We have been referred to section 114 of the Contract Law which provides that where a person is by the consent of the owner in possession of goods he may sell the same and give a good title to a buyer who acts in good faith. Counsel for the appellant has submitted that the kind of possession referred to in that section does not include a possession by an agent or hirer. It is not, I think, necessary in this case to decide the meaning of the word "possession" in section 114: for there the person selling is not the owner of the property; he is a person selling with the consent of the owner. In my view where it is the owner himself who sells, no fine distinctions should be drawn with regard to the nature of his possession.
The grounds for the decision in Babcock's case, as I understand it, are t h a t where a man is the owner of property and pledges it to another and that other delivers it back to the pledgor, it would be inequitable that a bona fide purchaser from the owner should not be protected; and these grounds apply with particular force in the present. case, because the owner of the Fiat car was actually registered as the owner.
For the reasons given I am unable to see why the principle of the decision in Babcock's case should not be applied in the present case.

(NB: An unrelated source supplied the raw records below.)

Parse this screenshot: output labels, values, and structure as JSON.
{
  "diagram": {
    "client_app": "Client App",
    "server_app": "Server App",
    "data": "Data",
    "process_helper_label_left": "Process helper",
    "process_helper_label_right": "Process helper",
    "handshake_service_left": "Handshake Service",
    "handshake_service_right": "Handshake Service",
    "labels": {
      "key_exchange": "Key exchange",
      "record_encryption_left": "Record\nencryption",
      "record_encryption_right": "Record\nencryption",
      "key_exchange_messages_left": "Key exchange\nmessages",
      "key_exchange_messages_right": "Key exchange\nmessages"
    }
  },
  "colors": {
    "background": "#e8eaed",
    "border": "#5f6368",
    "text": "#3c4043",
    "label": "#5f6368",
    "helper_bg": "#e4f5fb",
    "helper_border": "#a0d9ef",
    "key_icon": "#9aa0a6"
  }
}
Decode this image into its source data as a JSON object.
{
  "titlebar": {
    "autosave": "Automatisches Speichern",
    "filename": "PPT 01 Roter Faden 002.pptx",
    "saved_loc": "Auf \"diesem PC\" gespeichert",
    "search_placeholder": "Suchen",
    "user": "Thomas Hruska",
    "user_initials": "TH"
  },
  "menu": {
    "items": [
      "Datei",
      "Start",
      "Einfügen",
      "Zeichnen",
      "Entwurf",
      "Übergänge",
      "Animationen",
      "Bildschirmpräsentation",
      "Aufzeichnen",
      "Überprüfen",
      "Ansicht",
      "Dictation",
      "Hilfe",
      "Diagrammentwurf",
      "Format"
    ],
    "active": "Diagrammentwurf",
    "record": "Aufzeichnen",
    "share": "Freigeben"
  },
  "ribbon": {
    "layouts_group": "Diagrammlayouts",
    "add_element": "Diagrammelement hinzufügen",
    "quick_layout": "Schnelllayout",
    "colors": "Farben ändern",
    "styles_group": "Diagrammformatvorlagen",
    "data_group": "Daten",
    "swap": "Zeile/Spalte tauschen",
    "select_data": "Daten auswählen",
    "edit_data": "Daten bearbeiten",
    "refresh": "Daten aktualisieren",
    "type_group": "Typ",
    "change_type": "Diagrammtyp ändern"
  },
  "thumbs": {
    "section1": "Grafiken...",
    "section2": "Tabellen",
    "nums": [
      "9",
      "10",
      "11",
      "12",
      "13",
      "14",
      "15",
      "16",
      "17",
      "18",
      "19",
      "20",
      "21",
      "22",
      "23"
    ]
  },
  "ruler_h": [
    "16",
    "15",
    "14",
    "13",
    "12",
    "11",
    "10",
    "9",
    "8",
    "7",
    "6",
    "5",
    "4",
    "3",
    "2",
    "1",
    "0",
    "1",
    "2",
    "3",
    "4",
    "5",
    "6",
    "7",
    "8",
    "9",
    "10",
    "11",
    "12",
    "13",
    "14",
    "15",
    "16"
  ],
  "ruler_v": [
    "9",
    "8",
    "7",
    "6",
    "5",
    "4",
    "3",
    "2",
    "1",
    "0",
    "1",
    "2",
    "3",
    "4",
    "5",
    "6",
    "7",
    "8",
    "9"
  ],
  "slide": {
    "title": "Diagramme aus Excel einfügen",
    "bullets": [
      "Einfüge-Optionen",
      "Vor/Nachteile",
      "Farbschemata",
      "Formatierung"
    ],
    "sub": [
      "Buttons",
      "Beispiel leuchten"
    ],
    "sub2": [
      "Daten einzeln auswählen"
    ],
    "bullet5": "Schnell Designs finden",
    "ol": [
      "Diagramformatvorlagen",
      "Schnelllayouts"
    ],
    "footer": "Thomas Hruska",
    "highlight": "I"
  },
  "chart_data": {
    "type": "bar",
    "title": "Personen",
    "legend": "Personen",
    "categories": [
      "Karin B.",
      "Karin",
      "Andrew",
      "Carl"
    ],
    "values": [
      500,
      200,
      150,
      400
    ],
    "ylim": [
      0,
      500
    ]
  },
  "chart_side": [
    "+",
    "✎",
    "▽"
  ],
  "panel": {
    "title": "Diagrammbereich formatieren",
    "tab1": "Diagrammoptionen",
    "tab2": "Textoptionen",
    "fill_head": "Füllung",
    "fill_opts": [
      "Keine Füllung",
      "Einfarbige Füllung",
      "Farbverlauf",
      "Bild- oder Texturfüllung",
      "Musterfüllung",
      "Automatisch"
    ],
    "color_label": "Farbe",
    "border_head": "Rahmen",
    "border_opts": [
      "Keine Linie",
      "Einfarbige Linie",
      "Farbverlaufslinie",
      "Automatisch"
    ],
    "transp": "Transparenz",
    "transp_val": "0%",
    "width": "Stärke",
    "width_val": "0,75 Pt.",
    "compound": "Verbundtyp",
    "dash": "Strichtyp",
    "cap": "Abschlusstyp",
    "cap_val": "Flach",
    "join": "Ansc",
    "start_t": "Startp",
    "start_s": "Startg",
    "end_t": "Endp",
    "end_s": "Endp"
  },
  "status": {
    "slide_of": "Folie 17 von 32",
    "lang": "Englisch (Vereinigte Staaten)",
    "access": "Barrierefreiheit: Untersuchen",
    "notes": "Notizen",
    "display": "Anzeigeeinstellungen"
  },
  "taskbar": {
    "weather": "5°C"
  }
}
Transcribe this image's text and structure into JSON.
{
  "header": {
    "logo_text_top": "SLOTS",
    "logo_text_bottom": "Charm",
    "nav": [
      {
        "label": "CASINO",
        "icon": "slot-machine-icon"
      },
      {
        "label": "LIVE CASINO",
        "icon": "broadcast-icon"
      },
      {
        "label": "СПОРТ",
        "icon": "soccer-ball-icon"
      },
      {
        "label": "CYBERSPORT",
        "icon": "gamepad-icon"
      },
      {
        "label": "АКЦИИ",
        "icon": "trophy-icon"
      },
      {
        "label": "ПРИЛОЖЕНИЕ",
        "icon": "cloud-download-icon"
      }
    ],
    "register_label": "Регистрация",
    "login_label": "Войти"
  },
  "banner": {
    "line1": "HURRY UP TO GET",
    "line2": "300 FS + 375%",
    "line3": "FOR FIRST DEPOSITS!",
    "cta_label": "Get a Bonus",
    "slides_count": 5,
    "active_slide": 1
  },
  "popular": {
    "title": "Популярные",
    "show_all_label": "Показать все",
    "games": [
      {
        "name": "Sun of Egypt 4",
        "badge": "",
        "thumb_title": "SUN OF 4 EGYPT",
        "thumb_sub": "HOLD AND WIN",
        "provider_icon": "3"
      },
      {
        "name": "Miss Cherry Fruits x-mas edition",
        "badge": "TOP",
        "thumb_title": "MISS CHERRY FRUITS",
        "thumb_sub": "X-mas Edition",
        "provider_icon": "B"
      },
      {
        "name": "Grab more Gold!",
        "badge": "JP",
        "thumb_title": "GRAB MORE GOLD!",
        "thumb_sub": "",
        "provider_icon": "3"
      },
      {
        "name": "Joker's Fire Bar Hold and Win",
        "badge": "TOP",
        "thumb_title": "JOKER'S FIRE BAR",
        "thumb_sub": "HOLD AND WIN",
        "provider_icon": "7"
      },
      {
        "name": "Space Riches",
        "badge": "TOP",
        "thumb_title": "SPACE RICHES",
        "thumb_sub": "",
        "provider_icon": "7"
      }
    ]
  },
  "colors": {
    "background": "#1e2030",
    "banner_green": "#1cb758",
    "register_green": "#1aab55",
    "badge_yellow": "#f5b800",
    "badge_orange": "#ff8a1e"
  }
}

In my opinion this appeal should be dismissed with costs.
GRIFFITH WILLIAMS, J.: 1 am of the same opinion and I am inclined to think that the principle laid down in our Contract Law (Cap. 192) section 114 applies. There it says:
" No seller can give to the buyer of goods a better title to those goods than he has himself, except in the following cases " —
here follow a number of exceptions. This case seems to me to come under the first exception, viz :
" When any person is, by the consent of the owner, in possession of any goods ".
In the present case the husband to whom the car was delivered was the owner but he was also pawnor to his wife and the consent here was the consent of his wife, the pawnee, who had not even an equal property in the goods to that of an owner. The section states :
" When any person is, by the consent of the owner, in possession of any goods. . . . he may transfer the ownership of the goods of which he is so in possession, . . . . to any other person and give such person a good title thereto notwithstanding any instructions of the owner to the contrary. Provided that the buyer acts in good faith, and under circumstances which are not such as to raise a reasonable presumption that the person in possession of the goods . . . . has no right to sell the goods " .
In the present case not only does no reasonable presumption exist that the person in possession had no right to sell, but as he was actually the owner as well as the pledgor of the motor car and was by the pledgee permitted to remain in possession of the car as the registered owner, there was nothing to put the purchaser on her guard, or to raise any doubt in her mind that the person who sold to her had not got the right to do so.
I agree that this appeal should be dismissed with costs.